The Egyptian: Eddie and Selina
[Selina liked gaudy, and this place was still going to take some getting used to. In a city cloaked in greys and blues, her new home was anything but. It made her feel like she was in that other Gotham, the one that no longer even felt like home in her memories. It made her think of her childhood, of a man she still didn't think of as her father, of the Russian Family orphanage he'd handed her to like she was nothing, of all the years there.
To say she didn't like this place? That would be an understatement. But there was something about it that felt right, and that bothered her more than all the myriad of ways in which it felt so, so wrong.
The machines dinged, and the woman running the joint stepped out from some quiet and shadowy corner. She wore a black suit that glittered in the right light, snowy white beneath, cut daringly low, and heels that looked as dangerous as they did expensive. Hair loose, and mossy green eyes attentive, she made her way to the bar.

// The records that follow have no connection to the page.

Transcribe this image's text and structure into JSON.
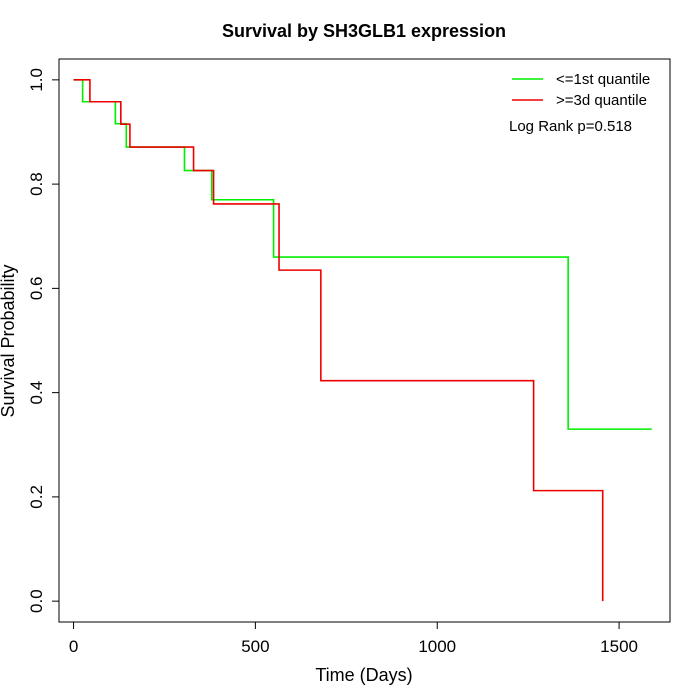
{
  "chart_data": {
    "type": "line",
    "title": "Survival by SH3GLB1 expression",
    "xlabel": "Time (Days)",
    "ylabel": "Survival Probability",
    "xlim": [
      -40,
      1640
    ],
    "ylim": [
      -0.04,
      1.04
    ],
    "xticks": [
      0,
      500,
      1000,
      1500
    ],
    "yticks": [
      0.0,
      0.2,
      0.4,
      0.6,
      0.8,
      1.0
    ],
    "xtick_labels": [
      "0",
      "500",
      "1000",
      "1500"
    ],
    "ytick_labels": [
      "0.0",
      "0.2",
      "0.4",
      "0.6",
      "0.8",
      "1.0"
    ],
    "legend_position": "top-right",
    "annotation": "Log Rank p=0.518",
    "series": [
      {
        "name": "<=1st quantile",
        "color": "#00ee00",
        "step": true,
        "x": [
          0,
          25,
          115,
          145,
          305,
          380,
          550,
          1360,
          1590
        ],
        "y": [
          1.0,
          0.958,
          0.916,
          0.871,
          0.826,
          0.77,
          0.66,
          0.33,
          0.33
        ]
      },
      {
        "name": ">=3d quantile",
        "color": "#ee0000",
        "step": true,
        "x": [
          0,
          45,
          130,
          155,
          330,
          385,
          565,
          680,
          1265,
          1455,
          1455
        ],
        "y": [
          1.0,
          0.958,
          0.915,
          0.871,
          0.826,
          0.762,
          0.635,
          0.423,
          0.212,
          0.212,
          0.0
        ]
      }
    ]
  }
}
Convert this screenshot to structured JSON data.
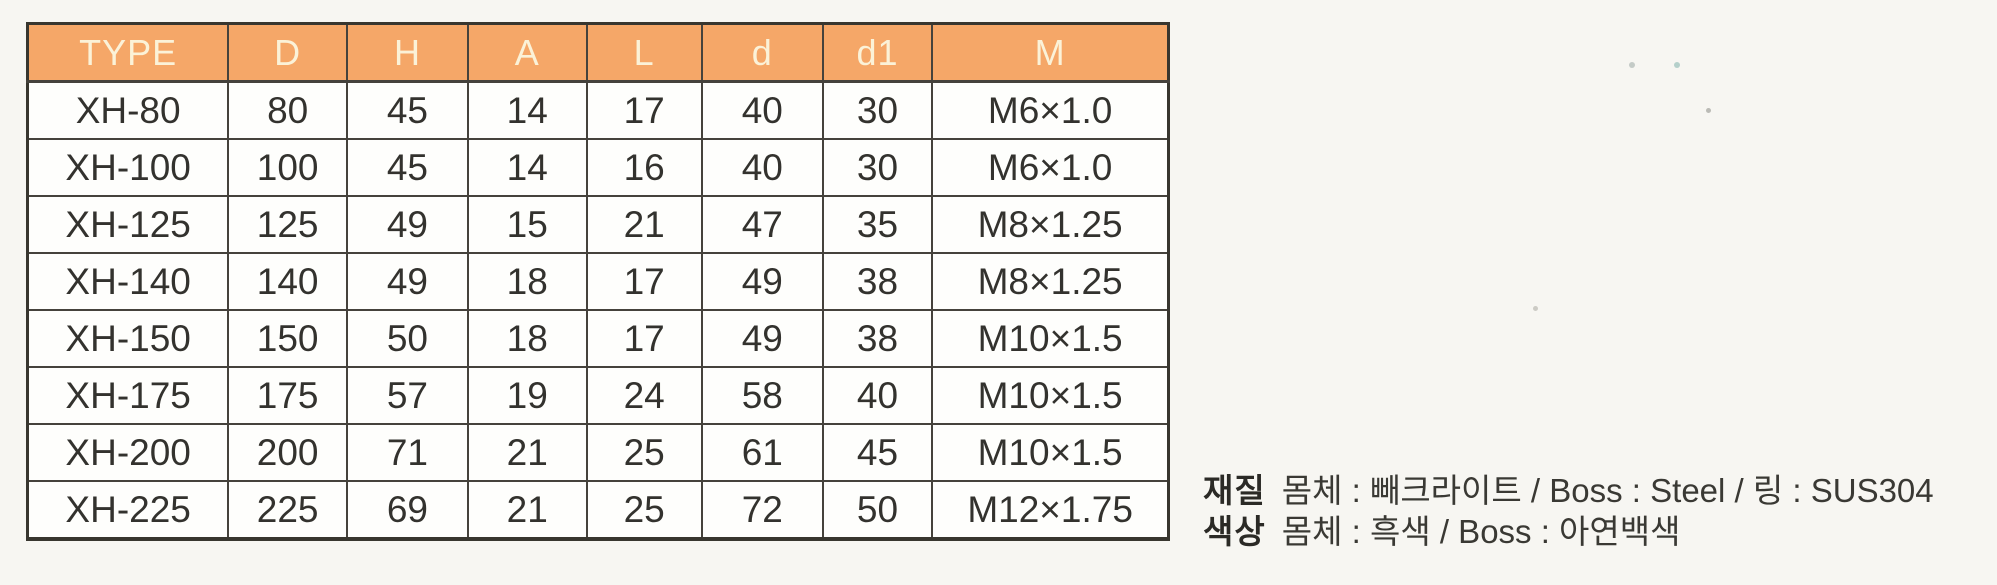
{
  "table": {
    "columns": [
      "TYPE",
      "D",
      "H",
      "A",
      "L",
      "d",
      "d1",
      "M"
    ],
    "rows": [
      [
        "XH-80",
        "80",
        "45",
        "14",
        "17",
        "40",
        "30",
        "M6×1.0"
      ],
      [
        "XH-100",
        "100",
        "45",
        "14",
        "16",
        "40",
        "30",
        "M6×1.0"
      ],
      [
        "XH-125",
        "125",
        "49",
        "15",
        "21",
        "47",
        "35",
        "M8×1.25"
      ],
      [
        "XH-140",
        "140",
        "49",
        "18",
        "17",
        "49",
        "38",
        "M8×1.25"
      ],
      [
        "XH-150",
        "150",
        "50",
        "18",
        "17",
        "49",
        "38",
        "M10×1.5"
      ],
      [
        "XH-175",
        "175",
        "57",
        "19",
        "24",
        "58",
        "40",
        "M10×1.5"
      ],
      [
        "XH-200",
        "200",
        "71",
        "21",
        "25",
        "61",
        "45",
        "M10×1.5"
      ],
      [
        "XH-225",
        "225",
        "69",
        "21",
        "25",
        "72",
        "50",
        "M12×1.75"
      ]
    ]
  },
  "notes": [
    {
      "label": "재질",
      "text": "몸체 : 빼크라이트 / Boss : Steel / 링 : SUS304"
    },
    {
      "label": "색상",
      "text": "몸체 : 흑색 / Boss : 아연백색"
    }
  ],
  "colors": {
    "header_bg": "#f5a768",
    "header_text": "#fbf2d8",
    "grid_border": "#45423c",
    "cell_text": "#33322e"
  }
}
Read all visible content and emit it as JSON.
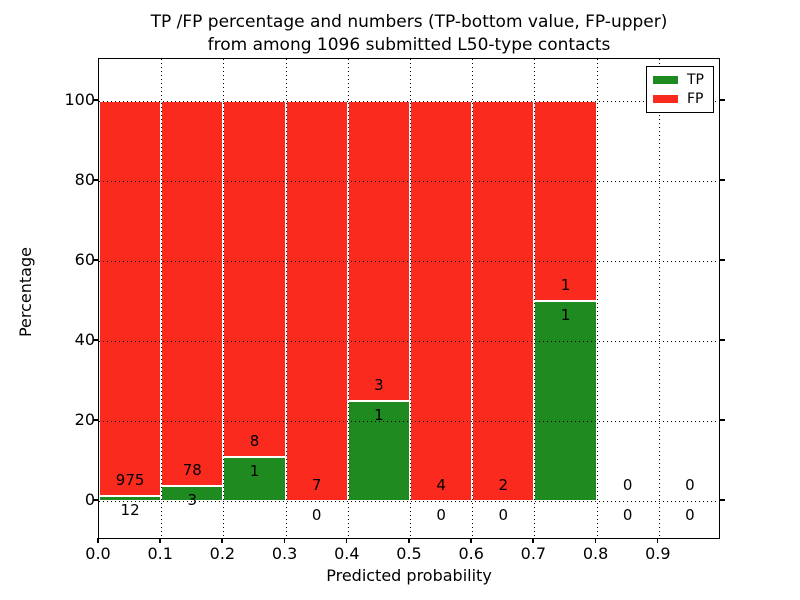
{
  "chart_data": {
    "type": "bar",
    "stacked": true,
    "title_line1": "TP /FP percentage and numbers (TP-bottom value, FP-upper)",
    "title_line2": "from among 1096 submitted L50-type contacts",
    "xlabel": "Predicted probability",
    "ylabel": "Percentage",
    "total_contacts": 1096,
    "x_range": [
      0.0,
      1.0
    ],
    "y_display_range": [
      -10.5,
      110.5
    ],
    "ylim": [
      0,
      100
    ],
    "xticks": [
      "0.0",
      "0.1",
      "0.2",
      "0.3",
      "0.4",
      "0.5",
      "0.6",
      "0.7",
      "0.8",
      "0.9"
    ],
    "yticks": [
      0,
      20,
      40,
      60,
      80,
      100
    ],
    "grid": "dotted-black",
    "legend": {
      "position": "upper-right",
      "entries": [
        {
          "label": "TP",
          "color": "#1f8a1f"
        },
        {
          "label": "FP",
          "color": "#fa2a1f"
        }
      ]
    },
    "bin_width": 0.1,
    "bins": [
      {
        "range": [
          0.0,
          0.1
        ],
        "tp": 12,
        "fp": 975
      },
      {
        "range": [
          0.1,
          0.2
        ],
        "tp": 3,
        "fp": 78
      },
      {
        "range": [
          0.2,
          0.3
        ],
        "tp": 1,
        "fp": 8
      },
      {
        "range": [
          0.3,
          0.4
        ],
        "tp": 0,
        "fp": 7
      },
      {
        "range": [
          0.4,
          0.5
        ],
        "tp": 1,
        "fp": 3
      },
      {
        "range": [
          0.5,
          0.6
        ],
        "tp": 0,
        "fp": 4
      },
      {
        "range": [
          0.6,
          0.7
        ],
        "tp": 0,
        "fp": 2
      },
      {
        "range": [
          0.7,
          0.8
        ],
        "tp": 1,
        "fp": 1
      },
      {
        "range": [
          0.8,
          0.9
        ],
        "tp": 0,
        "fp": 0
      },
      {
        "range": [
          0.9,
          1.0
        ],
        "tp": 0,
        "fp": 0
      }
    ],
    "colors": {
      "tp": "#1f8a1f",
      "fp": "#fa2a1f",
      "grid": "#000000",
      "frame": "#000000",
      "background": "#ffffff"
    }
  }
}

She'd been told, you see, that a certain rogue had wandered in.
Her smile, when she saw him, was red and lush and genuine, and she slid onto the the barstool beside him, back to the bar and her attention on the secrets and connections being traded over felt green tables.]
Feel more like home, Edward? [She looked over at him. He'd barely been gone a month, and it felt like eternity. And Gotham, Gotham was reknitting itself in the wake of the baby bird's antics into something that felt older. Just what no one wanted. Well, no one but the mobs.]
Whatever my friend here wants. [Over her shoulder, to the very amenable bartender.]